Homeless prisoners get home leave at an average cost of £3,600 each


PRISONERS are being sent on home leave even though they don’t have homes to go to – at an average cost of £3,600 each.

Jail chiefs have paid for 75 homeless convicts to stay in hostel accommodation over the past two years at a total cost of almost £270,000.

All the prisoners were inmates at Castle Huntly open prison near Dundee and were preparing for release back into the community.

Prisoners are released for a maximum of seven days at a time meaning the average cost per night could be in the region of £500 – around twice the cost of staying at Gleneagles.

The Scottish Tories said the public expected that prisoners on home leave had a home to go to.

Prisoners are being sent "home" to hostels
Prisoners are being sent “home” to hostels

The figures were released under the Freedom of Information Act and show that in 2014/15 a total of 42 homeless inmates at Castle Huntly were given home leave.

The cost of the accommodation was £140,000, or £3,338 each.

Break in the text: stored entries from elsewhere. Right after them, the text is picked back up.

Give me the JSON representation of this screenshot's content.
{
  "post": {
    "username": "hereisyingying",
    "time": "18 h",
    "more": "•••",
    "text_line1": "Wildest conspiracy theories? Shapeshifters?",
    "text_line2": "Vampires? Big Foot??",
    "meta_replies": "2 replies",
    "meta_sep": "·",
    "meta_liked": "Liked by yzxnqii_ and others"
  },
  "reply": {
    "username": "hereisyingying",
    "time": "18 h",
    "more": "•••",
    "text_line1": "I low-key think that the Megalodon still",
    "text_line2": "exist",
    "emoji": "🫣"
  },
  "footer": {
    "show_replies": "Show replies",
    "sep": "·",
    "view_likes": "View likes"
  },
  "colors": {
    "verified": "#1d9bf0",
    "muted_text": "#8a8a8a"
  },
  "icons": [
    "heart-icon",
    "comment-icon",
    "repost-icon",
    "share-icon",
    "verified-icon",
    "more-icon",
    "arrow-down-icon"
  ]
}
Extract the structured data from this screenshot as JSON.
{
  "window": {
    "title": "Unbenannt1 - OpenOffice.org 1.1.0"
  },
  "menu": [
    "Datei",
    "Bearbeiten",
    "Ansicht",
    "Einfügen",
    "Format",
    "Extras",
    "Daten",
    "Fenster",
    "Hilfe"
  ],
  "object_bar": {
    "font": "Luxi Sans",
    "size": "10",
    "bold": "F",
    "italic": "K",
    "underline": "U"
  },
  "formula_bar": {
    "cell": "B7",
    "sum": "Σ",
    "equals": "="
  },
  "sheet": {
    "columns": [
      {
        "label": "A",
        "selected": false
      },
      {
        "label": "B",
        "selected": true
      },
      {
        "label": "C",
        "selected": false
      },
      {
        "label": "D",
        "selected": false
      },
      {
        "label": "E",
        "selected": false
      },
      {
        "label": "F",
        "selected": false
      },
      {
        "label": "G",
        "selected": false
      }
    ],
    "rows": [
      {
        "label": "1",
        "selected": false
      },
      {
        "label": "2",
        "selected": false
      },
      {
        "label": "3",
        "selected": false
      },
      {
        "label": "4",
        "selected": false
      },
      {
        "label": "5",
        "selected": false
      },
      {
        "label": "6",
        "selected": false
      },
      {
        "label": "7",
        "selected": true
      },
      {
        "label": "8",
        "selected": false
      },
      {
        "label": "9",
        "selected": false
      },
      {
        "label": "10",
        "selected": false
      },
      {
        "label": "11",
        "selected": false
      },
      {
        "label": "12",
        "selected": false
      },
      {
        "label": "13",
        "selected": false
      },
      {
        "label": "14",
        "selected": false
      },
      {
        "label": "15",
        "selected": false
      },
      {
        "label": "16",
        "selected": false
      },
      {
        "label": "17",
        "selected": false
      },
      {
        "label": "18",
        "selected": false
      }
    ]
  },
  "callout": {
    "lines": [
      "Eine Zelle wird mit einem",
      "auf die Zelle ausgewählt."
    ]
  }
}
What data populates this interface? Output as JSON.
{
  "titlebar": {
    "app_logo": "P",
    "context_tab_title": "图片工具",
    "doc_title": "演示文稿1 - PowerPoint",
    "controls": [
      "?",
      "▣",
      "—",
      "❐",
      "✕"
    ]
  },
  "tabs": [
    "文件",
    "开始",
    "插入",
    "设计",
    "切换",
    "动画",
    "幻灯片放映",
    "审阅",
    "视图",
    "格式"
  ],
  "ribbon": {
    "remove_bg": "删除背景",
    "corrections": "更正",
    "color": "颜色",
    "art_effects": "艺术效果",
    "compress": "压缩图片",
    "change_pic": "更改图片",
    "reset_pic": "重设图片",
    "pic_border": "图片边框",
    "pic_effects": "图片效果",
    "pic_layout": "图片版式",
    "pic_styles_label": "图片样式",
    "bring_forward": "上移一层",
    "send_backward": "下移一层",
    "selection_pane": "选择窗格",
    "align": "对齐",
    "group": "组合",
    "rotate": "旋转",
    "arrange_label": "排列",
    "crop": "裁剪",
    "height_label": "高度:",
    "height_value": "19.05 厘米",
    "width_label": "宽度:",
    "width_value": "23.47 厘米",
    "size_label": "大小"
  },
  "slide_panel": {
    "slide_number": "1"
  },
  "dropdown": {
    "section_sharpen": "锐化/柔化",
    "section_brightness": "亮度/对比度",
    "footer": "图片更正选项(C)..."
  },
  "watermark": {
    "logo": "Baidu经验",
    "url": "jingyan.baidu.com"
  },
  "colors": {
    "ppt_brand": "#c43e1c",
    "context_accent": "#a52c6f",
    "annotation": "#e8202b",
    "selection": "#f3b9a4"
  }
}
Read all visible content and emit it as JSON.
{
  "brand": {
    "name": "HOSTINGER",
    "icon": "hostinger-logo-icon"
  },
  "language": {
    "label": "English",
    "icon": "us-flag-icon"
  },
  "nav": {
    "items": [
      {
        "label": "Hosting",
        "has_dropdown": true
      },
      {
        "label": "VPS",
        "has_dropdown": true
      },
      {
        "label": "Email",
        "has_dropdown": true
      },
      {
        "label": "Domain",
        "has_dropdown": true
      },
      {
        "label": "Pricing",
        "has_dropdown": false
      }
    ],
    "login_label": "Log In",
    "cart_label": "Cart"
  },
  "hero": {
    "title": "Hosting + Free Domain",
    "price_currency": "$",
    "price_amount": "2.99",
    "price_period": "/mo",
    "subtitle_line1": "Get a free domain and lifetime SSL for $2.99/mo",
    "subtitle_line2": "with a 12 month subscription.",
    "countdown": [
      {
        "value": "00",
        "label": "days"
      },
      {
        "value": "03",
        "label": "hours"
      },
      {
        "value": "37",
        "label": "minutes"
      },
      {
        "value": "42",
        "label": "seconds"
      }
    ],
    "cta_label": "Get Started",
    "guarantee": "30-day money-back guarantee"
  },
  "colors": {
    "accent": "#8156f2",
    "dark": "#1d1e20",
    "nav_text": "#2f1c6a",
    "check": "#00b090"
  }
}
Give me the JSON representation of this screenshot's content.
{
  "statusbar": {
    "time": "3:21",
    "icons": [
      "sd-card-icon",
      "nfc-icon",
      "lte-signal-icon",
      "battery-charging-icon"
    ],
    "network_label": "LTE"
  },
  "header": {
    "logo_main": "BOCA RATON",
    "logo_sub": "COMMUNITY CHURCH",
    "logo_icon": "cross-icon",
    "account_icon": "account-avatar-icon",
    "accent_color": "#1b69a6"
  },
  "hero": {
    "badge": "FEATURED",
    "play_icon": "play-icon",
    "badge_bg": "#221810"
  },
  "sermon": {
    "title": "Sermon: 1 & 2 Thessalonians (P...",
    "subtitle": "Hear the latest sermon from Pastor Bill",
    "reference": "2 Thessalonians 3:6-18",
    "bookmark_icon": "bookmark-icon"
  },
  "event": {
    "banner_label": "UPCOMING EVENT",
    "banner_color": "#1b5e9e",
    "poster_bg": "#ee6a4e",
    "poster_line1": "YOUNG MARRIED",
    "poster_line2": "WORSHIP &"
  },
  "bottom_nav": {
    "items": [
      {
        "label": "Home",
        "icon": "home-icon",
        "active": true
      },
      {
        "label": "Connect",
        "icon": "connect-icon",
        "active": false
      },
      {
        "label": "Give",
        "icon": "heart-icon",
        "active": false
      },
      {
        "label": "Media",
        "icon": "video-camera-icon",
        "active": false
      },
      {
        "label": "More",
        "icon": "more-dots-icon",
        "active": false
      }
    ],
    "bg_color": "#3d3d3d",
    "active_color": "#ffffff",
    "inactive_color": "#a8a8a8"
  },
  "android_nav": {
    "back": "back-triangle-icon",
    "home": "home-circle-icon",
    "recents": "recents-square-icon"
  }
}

So far this financial year, 33 homeless convicts have been given home leave at a cost of £128,671, an average of £3,899 per prisoner.

The SPS said it could not give any information about the number of nights homeless prisoners spent on home leave without another Freedom of Information request.

A spokeswoman said homeless prisoners were sent to hostels for a maximum of seven nights at a time.

If prisoners were released for one maximum period during the year that would equate to a nightly cost of £512.

Gleneagles charges £450 for a one-night “Swing and Dine” package including a three course meal at their Michelin-starred Andrew Fairlie restaurant, a round of golf and full access to leisure facilities.

Scottish Conservative MSP and Shadow Minister for Communities and Housing, Alex Johnstone said: “Taxpayers will be dismayed at the amount of money being spent on housing criminals in hostels.

“While home leave is suitable for some prisoners and is part of the rehabilitation process, many hard-working Scots will be shocked to hear they’re forking out so much on this type of accommodation.”

A spokesman for Taxpayer Scotland said: “If these daily costs are true, someone has to analyse this quickly.

“Taxpayers should not be asked to support badly controlled spending, every penny needs to be carefully audited and operational methods re-visited to save our money from being wasted.”

The FOI also revealed that a homeless prisoner had absconded in the past two years while on home leave at a hostel.

A Scottish Prison Service spokeswoman said: “Those who stay in hostels whilst on home leave are there because they do not have homes to go to.

“Home leave is an important part of reintegration as an individual can be tested on how they cope in the community, and this helps form the parole board decisions.”